When it comes to new construction homes, one of the biggest benefits — having a clean, blank canvas with endless design possibilities — can make outfitting the space feel daunting. 

Case in point: This 2023 single-family home by Rhode Island builder Zalo One, LLC. Located in Middletown, Rhode Island, a suburban beach community not far from Newport, the home has plenty of square footage and tasteful finishes. It just needed the welcoming touch of staging experts Kristen Brown and Amy Keeley, co-founders of Salt + Pine Home Staging, to really help potential buyers envision themselves there.

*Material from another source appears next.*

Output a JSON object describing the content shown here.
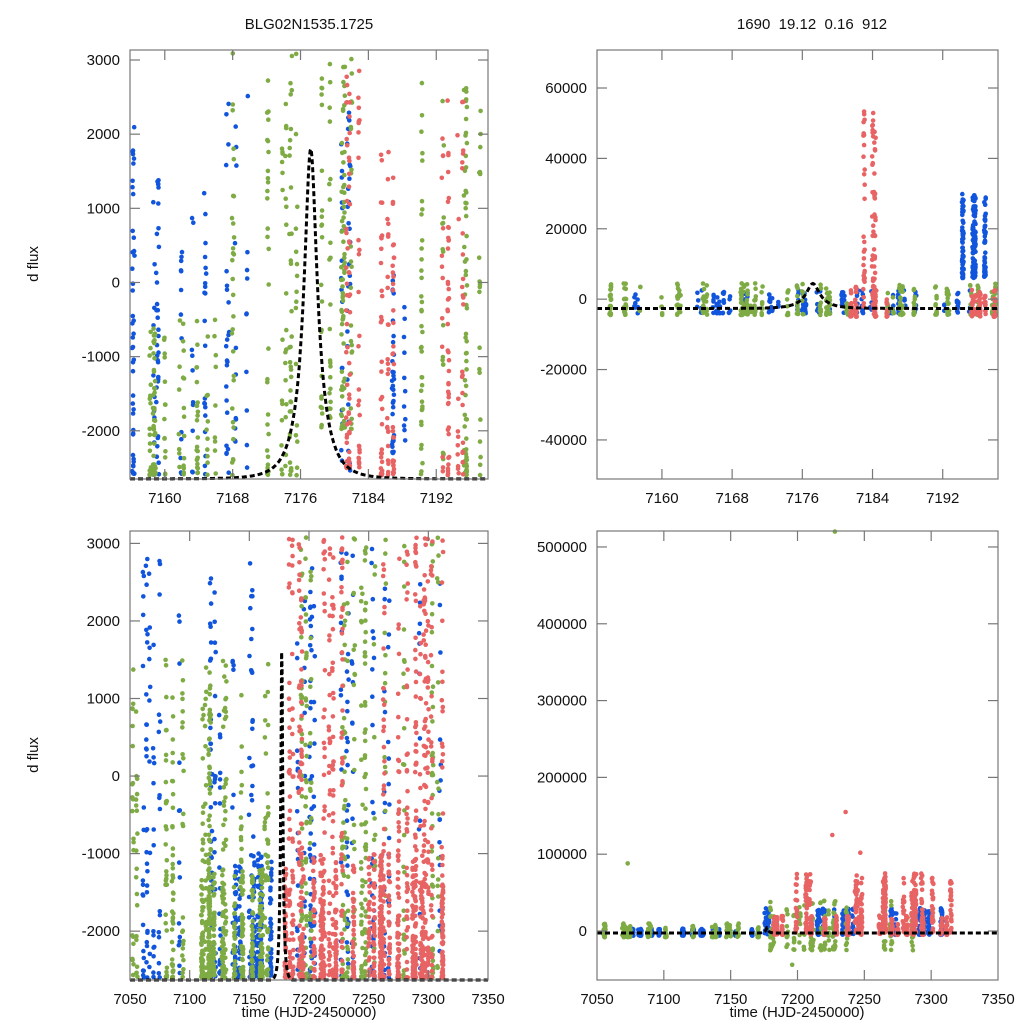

“Empty new construction homes can feel cold and unwelcoming,” Brown says. “When staging one, it is important to highlight to the potential buyers how they can live in the space with the furniture layout or placement.” This is especially true with homes like this one that feature an open floor plan with no obvious room division or parameters for furniture arrangement. 

Brown and Keeley knew they wanted to make the living area’s striking dark fireplace a focal point, but its off-center location in the open-concept living and dining room (plus the two separate entrances to the space) made furniture placement tricky. They opted for a shorter sofa opposite the fireplace and rounded out the seating area with two accent chairs, a pair of cubes, and a glass coffee table. 

“We chose the woven cubes for extra seating, and they also help define the spaces in the open room without blocking sightlines,” Keeley says. You can get a similar look with this version from Target. A bench in front of the windows near the front door offers an additional spot to perch or to drop bags or other items upon entering the house.  

When it came to decor, the home’s location inspired many of Brown and Keeley’s selections. “The home is in a coastal community so we knew we wanted to bring in some natural woven elements to give a beachy vibe as well as to bring texture and interest to the space,” Brown says. 

The duo kept the color palette of the furnishings light to complement the white walls and dark gray fireplace. “We added some woven art on the mantel to bring warmth and visual interest. The wool rug anchors the space and softens the room with a subtle pattern, and its gray stripe coordinates with the painted fireplace,” adds Keeley. 

Credit: Salt + Pine

Many of the strategies Brown and Keeley used to warm up this property can work in any home — new or old. For example, they like layering neutral pieces on a mantel or console table to add interest without overpowering a space. Greenery is another go-to. “Fresh or faux stems in vases on mantels or coffee tables adds freshness to the space,” says Brown. In smaller rooms Brown and Keeley are fans of glass coffee tables (because they don’t feel heavy in the space), and cubes or benches (as they can be easily moved around to provide extra seating).

After the Salt + Pine team worked their magic on this house, it went under contract in about two weeks. The goal is for it to close in time for the buyers to enjoy the summer at their new beach retreat.